As U Elections Committee Special Prosecutor Zan Larsen prepares a case against the More 4 U Party that will apparently challenge its right to advance through election primaries, More 4 U presidential candidate Joe Coccimiglio wants the student body to know he genuinely respects Redbook rules. He just hasn’t been very particular about following them.

“I’m not a machine,” Coccimiglio pleaded. “We are trying our best.”

Maybe More 4 U members should have known better than to use oversized posters and distribute campaign materials in classrooms. After all, they could have called Elections Registrar Lorraine Evans for help with interpreting specifications at any time.

But, doesn’t it suffice to punish them once? For the aforementioned indiscretions and a few others — amounting to 10 total grievances — More 4 U was fined $220 and required to take down the offending posters. The party has since complied humbly.

Alas, gracious apologies don’t cut it for Larsen and the hyena-like pack of opposing parties — all now taking turns picking apart the flesh of the litter’s wounded runt. Larsen filed an additional grievance (the spirit was in the air, after all) to have the 10 other grievances viewed on a whole as a violation of the basic terms of the party’s contract. If More 4 U is found guilty at Thursday night’s meeting, the party’s primary election results will probably be retroactively invalidated.

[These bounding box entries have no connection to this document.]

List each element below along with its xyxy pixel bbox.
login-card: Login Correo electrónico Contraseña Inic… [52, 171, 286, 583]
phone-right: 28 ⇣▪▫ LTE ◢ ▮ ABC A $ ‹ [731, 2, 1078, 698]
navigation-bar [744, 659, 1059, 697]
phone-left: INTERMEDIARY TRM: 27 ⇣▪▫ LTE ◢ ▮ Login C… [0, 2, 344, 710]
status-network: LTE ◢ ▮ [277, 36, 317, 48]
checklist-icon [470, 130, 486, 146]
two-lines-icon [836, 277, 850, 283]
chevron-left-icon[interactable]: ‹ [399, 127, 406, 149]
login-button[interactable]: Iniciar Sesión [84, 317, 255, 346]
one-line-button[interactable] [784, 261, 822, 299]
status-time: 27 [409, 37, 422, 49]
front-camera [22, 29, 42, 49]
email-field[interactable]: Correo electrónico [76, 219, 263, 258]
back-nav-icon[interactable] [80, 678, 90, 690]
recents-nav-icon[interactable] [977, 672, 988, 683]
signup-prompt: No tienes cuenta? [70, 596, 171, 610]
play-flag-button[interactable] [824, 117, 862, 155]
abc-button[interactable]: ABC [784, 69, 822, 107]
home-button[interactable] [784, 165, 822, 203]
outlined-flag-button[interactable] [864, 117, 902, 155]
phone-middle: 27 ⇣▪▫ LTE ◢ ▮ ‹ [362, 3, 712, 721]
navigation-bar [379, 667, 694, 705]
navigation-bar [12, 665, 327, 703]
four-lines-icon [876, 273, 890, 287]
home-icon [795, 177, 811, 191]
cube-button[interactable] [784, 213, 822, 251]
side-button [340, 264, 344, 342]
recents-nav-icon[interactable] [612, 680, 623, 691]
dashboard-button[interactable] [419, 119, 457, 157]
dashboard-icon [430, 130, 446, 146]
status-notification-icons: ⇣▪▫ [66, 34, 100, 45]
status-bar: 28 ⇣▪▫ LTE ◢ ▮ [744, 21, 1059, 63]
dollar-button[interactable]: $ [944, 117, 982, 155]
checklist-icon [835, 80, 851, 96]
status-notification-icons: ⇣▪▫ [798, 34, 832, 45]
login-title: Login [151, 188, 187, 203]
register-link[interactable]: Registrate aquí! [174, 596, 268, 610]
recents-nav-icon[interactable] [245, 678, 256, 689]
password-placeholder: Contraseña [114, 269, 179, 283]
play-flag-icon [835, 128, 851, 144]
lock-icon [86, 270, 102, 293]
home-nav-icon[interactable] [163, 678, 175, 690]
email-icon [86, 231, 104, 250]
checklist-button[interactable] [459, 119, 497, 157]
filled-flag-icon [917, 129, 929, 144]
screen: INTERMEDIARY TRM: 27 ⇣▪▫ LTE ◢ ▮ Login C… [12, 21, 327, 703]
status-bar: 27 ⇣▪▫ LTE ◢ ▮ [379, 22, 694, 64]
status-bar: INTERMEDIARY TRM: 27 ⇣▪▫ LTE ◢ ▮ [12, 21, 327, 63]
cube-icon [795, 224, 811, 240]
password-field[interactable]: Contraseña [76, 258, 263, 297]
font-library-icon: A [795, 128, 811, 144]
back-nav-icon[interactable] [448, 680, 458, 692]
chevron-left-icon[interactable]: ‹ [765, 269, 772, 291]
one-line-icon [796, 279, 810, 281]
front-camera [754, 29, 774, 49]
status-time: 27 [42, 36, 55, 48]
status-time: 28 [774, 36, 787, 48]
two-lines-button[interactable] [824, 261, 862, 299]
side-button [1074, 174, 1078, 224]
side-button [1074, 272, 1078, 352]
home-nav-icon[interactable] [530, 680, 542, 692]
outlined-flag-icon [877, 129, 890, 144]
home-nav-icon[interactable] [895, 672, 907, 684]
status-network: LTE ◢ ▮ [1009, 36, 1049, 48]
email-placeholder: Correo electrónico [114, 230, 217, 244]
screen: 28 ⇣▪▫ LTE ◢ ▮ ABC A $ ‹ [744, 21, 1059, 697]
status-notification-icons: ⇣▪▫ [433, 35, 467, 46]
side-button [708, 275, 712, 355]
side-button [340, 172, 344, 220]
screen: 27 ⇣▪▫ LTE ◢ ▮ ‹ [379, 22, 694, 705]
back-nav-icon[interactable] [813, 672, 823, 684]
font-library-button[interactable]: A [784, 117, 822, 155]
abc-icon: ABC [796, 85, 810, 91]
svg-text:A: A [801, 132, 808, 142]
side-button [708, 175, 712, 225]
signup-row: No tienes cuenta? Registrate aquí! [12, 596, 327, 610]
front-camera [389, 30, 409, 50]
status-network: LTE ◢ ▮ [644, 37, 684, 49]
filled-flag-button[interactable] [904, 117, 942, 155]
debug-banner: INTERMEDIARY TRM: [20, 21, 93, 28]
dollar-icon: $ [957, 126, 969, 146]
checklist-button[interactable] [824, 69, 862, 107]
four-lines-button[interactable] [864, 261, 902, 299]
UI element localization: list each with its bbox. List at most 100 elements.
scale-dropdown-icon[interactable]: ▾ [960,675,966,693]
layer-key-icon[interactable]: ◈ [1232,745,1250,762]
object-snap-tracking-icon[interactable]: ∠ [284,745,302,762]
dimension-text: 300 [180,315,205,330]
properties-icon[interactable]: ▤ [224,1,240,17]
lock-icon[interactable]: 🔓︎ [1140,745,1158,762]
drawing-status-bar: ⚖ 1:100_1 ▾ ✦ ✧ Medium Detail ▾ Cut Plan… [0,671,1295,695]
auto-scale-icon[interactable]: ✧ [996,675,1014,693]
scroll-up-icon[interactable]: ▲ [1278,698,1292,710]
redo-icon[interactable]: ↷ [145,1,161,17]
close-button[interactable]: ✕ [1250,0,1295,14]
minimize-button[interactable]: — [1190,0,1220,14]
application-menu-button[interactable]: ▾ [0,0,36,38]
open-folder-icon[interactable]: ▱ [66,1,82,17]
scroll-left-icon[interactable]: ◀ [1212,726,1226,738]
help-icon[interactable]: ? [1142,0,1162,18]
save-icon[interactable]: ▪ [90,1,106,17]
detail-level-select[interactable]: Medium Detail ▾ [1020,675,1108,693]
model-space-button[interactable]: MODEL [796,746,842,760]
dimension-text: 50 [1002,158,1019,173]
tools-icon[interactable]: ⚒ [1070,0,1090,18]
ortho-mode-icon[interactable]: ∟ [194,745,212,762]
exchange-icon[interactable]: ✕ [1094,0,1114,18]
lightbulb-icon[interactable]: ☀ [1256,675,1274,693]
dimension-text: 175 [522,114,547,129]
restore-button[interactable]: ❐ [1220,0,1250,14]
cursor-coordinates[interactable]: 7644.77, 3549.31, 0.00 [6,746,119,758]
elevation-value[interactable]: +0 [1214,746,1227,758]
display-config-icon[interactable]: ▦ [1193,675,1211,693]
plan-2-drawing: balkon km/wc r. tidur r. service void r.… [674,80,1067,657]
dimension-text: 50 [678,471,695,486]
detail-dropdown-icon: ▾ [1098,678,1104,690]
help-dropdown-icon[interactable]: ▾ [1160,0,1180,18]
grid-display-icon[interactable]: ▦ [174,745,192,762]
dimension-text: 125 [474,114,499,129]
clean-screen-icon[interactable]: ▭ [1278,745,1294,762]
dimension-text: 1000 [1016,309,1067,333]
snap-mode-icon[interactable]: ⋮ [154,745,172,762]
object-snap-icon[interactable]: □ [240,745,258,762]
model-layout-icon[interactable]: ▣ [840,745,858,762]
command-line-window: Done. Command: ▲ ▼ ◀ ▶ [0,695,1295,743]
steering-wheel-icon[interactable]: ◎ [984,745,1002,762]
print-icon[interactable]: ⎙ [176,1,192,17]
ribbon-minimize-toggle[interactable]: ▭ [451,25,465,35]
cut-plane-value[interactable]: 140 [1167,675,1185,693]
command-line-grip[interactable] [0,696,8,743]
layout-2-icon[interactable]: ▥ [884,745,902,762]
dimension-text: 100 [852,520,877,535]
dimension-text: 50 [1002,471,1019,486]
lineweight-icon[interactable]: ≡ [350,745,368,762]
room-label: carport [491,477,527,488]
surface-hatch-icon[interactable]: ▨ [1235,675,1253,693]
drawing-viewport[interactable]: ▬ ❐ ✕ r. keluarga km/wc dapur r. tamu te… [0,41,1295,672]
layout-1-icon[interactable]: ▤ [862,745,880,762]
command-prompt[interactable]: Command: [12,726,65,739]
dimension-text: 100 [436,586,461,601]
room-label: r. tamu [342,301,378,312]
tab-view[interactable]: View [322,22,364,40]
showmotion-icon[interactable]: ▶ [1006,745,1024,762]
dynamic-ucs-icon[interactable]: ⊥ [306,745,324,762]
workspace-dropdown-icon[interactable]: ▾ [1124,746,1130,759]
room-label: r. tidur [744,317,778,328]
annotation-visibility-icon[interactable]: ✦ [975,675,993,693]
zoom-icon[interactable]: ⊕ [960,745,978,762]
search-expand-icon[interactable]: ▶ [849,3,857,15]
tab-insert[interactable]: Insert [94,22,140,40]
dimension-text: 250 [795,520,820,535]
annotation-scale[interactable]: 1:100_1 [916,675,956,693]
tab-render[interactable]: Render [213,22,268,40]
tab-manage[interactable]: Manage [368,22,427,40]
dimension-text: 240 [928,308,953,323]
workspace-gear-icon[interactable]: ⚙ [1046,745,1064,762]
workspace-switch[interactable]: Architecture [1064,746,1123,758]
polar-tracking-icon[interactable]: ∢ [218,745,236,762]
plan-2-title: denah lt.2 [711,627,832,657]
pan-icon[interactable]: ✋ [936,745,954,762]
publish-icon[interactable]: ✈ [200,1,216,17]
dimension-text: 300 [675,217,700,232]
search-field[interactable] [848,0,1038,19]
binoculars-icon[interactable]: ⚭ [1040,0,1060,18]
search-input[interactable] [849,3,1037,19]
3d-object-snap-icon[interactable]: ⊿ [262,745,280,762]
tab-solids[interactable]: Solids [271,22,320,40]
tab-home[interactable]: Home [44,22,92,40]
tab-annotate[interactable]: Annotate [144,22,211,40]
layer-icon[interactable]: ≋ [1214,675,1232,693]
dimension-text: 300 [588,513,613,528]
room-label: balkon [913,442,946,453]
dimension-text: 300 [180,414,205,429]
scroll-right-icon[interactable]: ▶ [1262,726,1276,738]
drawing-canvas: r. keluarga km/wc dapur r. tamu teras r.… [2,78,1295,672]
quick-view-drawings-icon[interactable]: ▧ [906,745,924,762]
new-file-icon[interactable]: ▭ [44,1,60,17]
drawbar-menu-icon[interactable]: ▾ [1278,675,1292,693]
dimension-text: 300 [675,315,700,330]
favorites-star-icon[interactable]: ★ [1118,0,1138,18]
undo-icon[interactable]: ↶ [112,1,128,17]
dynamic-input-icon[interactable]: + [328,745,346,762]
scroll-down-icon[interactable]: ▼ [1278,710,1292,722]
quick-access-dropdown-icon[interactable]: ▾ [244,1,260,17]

It’s been clear from the body language and facial expressions in the first three debates that the Forward and Activate parties regard themselves as members of a more superior class of student politicians than More 4 U, while the FUSE Party kept out of the pompous parade before it marched into Tuesday night’s grievance hearings.

The hearings gave these three “institutionalist” parties the chance to remove the potentially alluring (albeit far-fetched) promises of More 4 U from the sight of the student masses so they can return to rehashing debates over new board positions.

Grievance hearings are definitely necessary to prevent unscrupulous candidates from gaining advantages, but there has to be some way to regulate these things to the point that they don’t end up determining the election.

It’s like Dade County at the U, every year.

Last year, the BLOC Party was nearly removed from the ballot for misreporting wholesale purchases until it was saved by a last-minute appeal. When the party won, its members made sure to change the policy so it suited them, retroactively.

In 2005, the runner-up PINC Party paid steep fines and was nearly disqualified. In 2004, grievance hearings against all three parties kept the officials from announcing results until early in the morning the day after the final tallies were counted. In 2001, the Innovation Party was disqualified altogether, and each candidate forced to pay individual fines — all for going a mere $227.21 over expenditures.

The Associated Students of the University of Utah is supposed to provide students with a learning opportunity by mimicking a professional political organization. The U Elections Committee is advised to remember that, official constitution aside, a little leeway — or an oversized poster — never killed anybody.